Mick Deiro, sole owner and operator.

I’ve Lived in the Tahoe area since 1982 and became the owner of Maranatha Chimney Sweep in 1991. I’ve been married to my best friend Shelly for 30 years. Together we raised our three sons in Truckee. I enjoy mountain biking, backpacking, hiking, climbing ladders, skiing, and spending time with my grandkids. I often receive the question, “What does maranatha mean? The term is commonly translated from the Bible as “Come Lord Jesus.” And this Jesus changed my life. Below is a letter I wrote to a local newspaper. It’s a entertaining read, dare ya!

Another View

Adversity forces a new focus on life

Editor: I would like to share some thoughts I had as I read the Oct. 28 article titled “ Marketing the thrill of skiing.” Featuring local resident and cinematographer Craig Beck.

His quote “All of life is a dream- an illusion and we are our own dream masters. Each alone controls his dreams,” and struck a familiar chord in this 11 year sierra resident and passionate thrill seeker.

My mountain dream began in the summer of 1978 when I moved to Yosemite valley to work for a summer. I quickly found life in that dramatic thrill zone. a city kid all my life, I went nuts with the challenges of exploring and meeting the mountain on their level.

That summer job just carried over to winter, a winter that saw me on the slopes for 110 days of skiing, my first season ever. Winter turned to spring and my first pair of rock climbing shoes, that was it. Life now came down to a focus on what i believe to be the ultimate sport, rock climbing, Yosemite style. Big walls of steep, hard, California granite.

Day after day I sunk my hands into those luscious crack lines that made my arms fill with blood just looking at them. as one thinks about rock climbing, “you never reach the top, their will always be a new and harder project for tomorrow.”

A level of excellence achieved on CA rock often leads one to higher snow cover walls in far away lands. Their the “Adrenaline junkie” can get large doses of fear that last for days and works at a time.

But as simply and as simply as I can put it to you, I was empty inside. True, this emptiness was often times ignorable by all the business as I chipped away at my adventure list, but it never left, and i found myself lying to myself that it really wasn’t there.

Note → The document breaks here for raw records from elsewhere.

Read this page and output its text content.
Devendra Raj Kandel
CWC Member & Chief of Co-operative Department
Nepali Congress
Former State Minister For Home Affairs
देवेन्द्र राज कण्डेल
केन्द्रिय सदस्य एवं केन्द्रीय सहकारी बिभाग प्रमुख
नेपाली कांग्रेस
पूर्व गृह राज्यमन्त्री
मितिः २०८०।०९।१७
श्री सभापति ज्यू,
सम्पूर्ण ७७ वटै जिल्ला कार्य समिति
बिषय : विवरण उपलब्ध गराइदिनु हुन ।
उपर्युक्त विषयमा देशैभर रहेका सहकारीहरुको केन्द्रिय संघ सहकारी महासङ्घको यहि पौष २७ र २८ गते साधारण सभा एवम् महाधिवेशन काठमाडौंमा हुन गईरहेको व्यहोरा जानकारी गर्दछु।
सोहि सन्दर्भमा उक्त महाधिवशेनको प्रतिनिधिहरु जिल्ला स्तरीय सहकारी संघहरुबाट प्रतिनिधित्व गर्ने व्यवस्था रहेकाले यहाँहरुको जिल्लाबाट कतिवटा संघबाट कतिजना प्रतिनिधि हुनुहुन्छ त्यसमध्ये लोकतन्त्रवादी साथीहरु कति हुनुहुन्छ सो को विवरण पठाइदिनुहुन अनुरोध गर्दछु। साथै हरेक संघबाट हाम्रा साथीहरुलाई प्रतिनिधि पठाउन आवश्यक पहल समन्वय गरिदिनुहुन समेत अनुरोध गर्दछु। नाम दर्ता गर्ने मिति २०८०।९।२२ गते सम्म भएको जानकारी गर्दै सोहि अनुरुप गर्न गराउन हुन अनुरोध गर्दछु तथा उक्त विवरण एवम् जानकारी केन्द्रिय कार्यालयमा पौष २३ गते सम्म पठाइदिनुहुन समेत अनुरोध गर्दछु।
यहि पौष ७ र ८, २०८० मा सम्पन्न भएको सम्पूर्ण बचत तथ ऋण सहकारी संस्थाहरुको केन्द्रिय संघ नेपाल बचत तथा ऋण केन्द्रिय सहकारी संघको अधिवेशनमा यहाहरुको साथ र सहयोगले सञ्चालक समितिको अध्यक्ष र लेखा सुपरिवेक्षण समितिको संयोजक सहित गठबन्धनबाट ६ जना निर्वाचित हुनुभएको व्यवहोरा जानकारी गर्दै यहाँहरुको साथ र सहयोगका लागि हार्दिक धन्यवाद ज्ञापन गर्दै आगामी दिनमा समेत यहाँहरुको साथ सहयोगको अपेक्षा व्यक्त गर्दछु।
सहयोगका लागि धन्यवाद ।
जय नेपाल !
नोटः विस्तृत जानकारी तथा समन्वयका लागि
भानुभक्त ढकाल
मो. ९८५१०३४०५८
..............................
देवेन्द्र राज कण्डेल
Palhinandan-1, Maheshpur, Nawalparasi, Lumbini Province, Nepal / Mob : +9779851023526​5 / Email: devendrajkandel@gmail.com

It has been said in many ways by many people before us, that it is only in adversity that a man sees clearly, both himself and the life in the world around him.

My moment of adversity came in a deep, and personal tragedy. Life became very real in a moment. Gone was the strength I had in a mindset that believes “all of life is a dream and we re the dream masters.”

I found strength in who i believe with all my heart is the creator of all things, Jesus Christ. I leaned heavily on Him then, and now that my time of crisis has passed he has become the love of my life, and in Him and Through Him I have found real life.